One way in which brands are altering their public perception and developing a dialogue with customers is through social media websites such as Facebook, YouTube and Twitter. Eager to engage with their client base and promote their products in a "free" and accessible way, brands like Oscar de la Renta, Cosabella, Louis Vuitton, Urban Outfitters, Rachel Roy, Calvin Klein and even Target are updating their profiles and twittering frequently. Brands are now in a position where failure to nurture genuine (albeit online) relationships with their customers may result in decreased sales, negative brand association and, ultimately, a failed enterprise. To counteract such an outcome many formerly traditional labels are employing social media experts to create projects and forums that directly link shopper to product.
In 2009, following an estimated £19 million (Dh113 million) drop in pre-tax profits, Burberry launched The Art Of The Trench (TAOT) project, allowing anyone to upload a picture of themselves wearing a Burberry trench to the label's website. Within a week TAOT had three million page views and 200,000 unique visitors. In December 2009 Burberry announced a 12 per cent increase in sales (from September 2009), a figure far higher than their anticipated three per cent increase. In similar fashion, Gucci targeted their younger customers with the launch of Gucci Eye Web, a site that, according to creative director Frida Giannini, allows followers to "reflect and connect with friends around the world."
While Gucci Eye Web has been popular, according to Imran Amed, editor of The Business Of Fashion, it has not been as effective as Burberry in increasing brand awareness and/or sales. "The trench coat has been identified by Burberry as the brand's key item," wrote Amed on his site in November 2009, "By launching [TAOT], Burberry further cemented ownership of the luxury trench coat category.
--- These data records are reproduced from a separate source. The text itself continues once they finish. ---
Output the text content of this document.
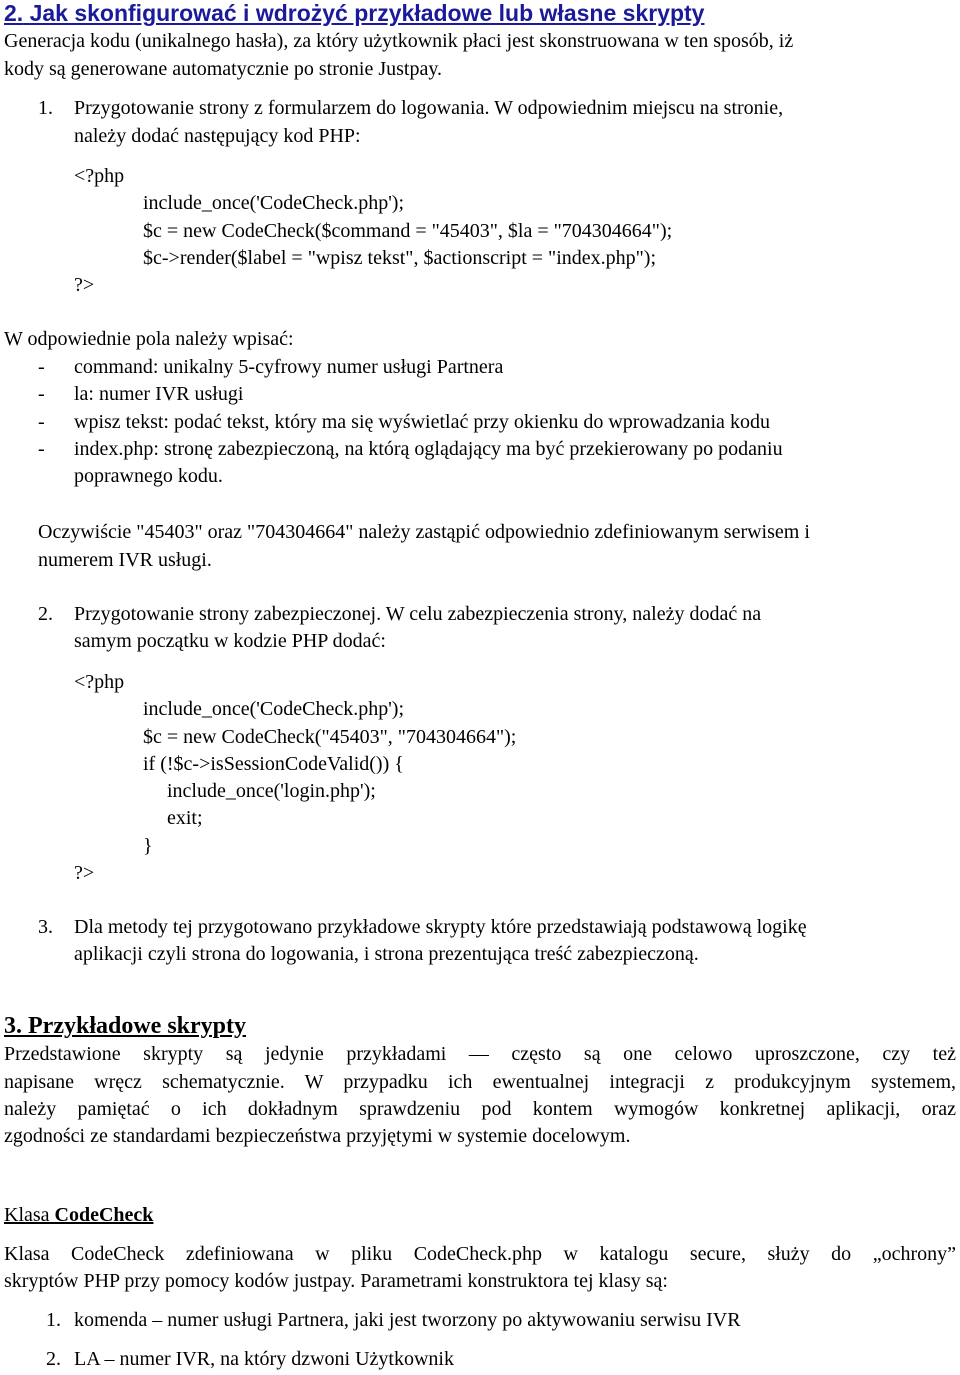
2. Jak skonfigurować i wdrożyć przykładowe lub własne skrypty
Generacja kodu (unikalnego hasła), za który użytkownik płaci jest skonstruowana w ten sposób, iż
kody są generowane automatycznie po stronie Justpay.
1. Przygotowanie strony z formularzem do logowania. W odpowiednim miejscu na stronie,
należy dodać następujący kod PHP:
<?php
include_once('CodeCheck.php');
$c = new CodeCheck($command = "45403", $la = "704304664");
$c->render($label = "wpisz tekst", $actionscript = "index.php");
?>
W odpowiednie pola należy wpisać:
- command: unikalny 5-cyfrowy numer usługi Partnera
- la: numer IVR usługi
- wpisz tekst: podać tekst, który ma się wyświetlać przy okienku do wprowadzania kodu
- index.php: stronę zabezpieczoną, na którą oglądający ma być przekierowany po podaniu
poprawnego kodu.
Oczywiście "45403" oraz "704304664" należy zastąpić odpowiednio zdefiniowanym serwisem i
numerem IVR usługi.
2. Przygotowanie strony zabezpieczonej. W celu zabezpieczenia strony, należy dodać na
samym początku w kodzie PHP dodać:
<?php
include_once('CodeCheck.php');
$c = new CodeCheck("45403", "704304664");
if (!$c->isSessionCodeValid()) {
include_once('login.php');
exit;
}
?>
3. Dla metody tej przygotowano przykładowe skrypty które przedstawiają podstawową logikę
aplikacji czyli strona do logowania, i strona prezentująca treść zabezpieczoną.
3. Przykładowe skrypty
Przedstawione skrypty są jedynie przykładami — często są one celowo uproszczone, czy też
napisane wręcz schematycznie. W przypadku ich ewentualnej integracji z produkcyjnym systemem,
należy pamiętać o ich dokładnym sprawdzeniu pod kontem wymogów konkretnej aplikacji, oraz
zgodności ze standardami bezpieczeństwa przyjętymi w systemie docelowym.
Klasa CodeCheck
Klasa CodeCheck zdefiniowana w pliku CodeCheck.php w katalogu secure, służy do „ochrony”
skryptów PHP przy pomocy kodów justpay. Parametrami konstruktora tej klasy są:
1. komenda – numer usługi Partnera, jaki jest tworzony po aktywowaniu serwisu IVR
2. LA – numer IVR, na który dzwoni Użytkownik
On the other hand, Gucci's site is highlighting sunglasses, which may be an important category, but isn't really a core part of the brand's DNA."
"If you're not marketing and selling online, you're limiting the growth and reach of your label unnecessarily," says Andrew Apostola, founder of Swappler.com, an online retail hub that allows emerging and established designers to set up their own web store, blog and site for a monthly fee. "It's smart for any brand - emerging or established - to move online as quickly as possible. Not only do you allow a steady stream between seasons, you can speak directly to your customer base and get a sound understanding of how people relate to your design, production quality and brand. Online fashion retail is really the new frontier and, as with all frontiers, those who are there first often dominate and lead the others."
Ksubi is not the only fashion label for whom the future is uncertain. In a time of economic change, many labels are looking beyond traditional methods of communication to ensure their label can maintain its existence. If George Gorrow and Dan Single succeed in securing investment for Ksubi they will need to alter their practices to ensure they accommodate this ever-changing marketplace, one that according to Pfeffer is "much tougher, more transient and faster than ever before".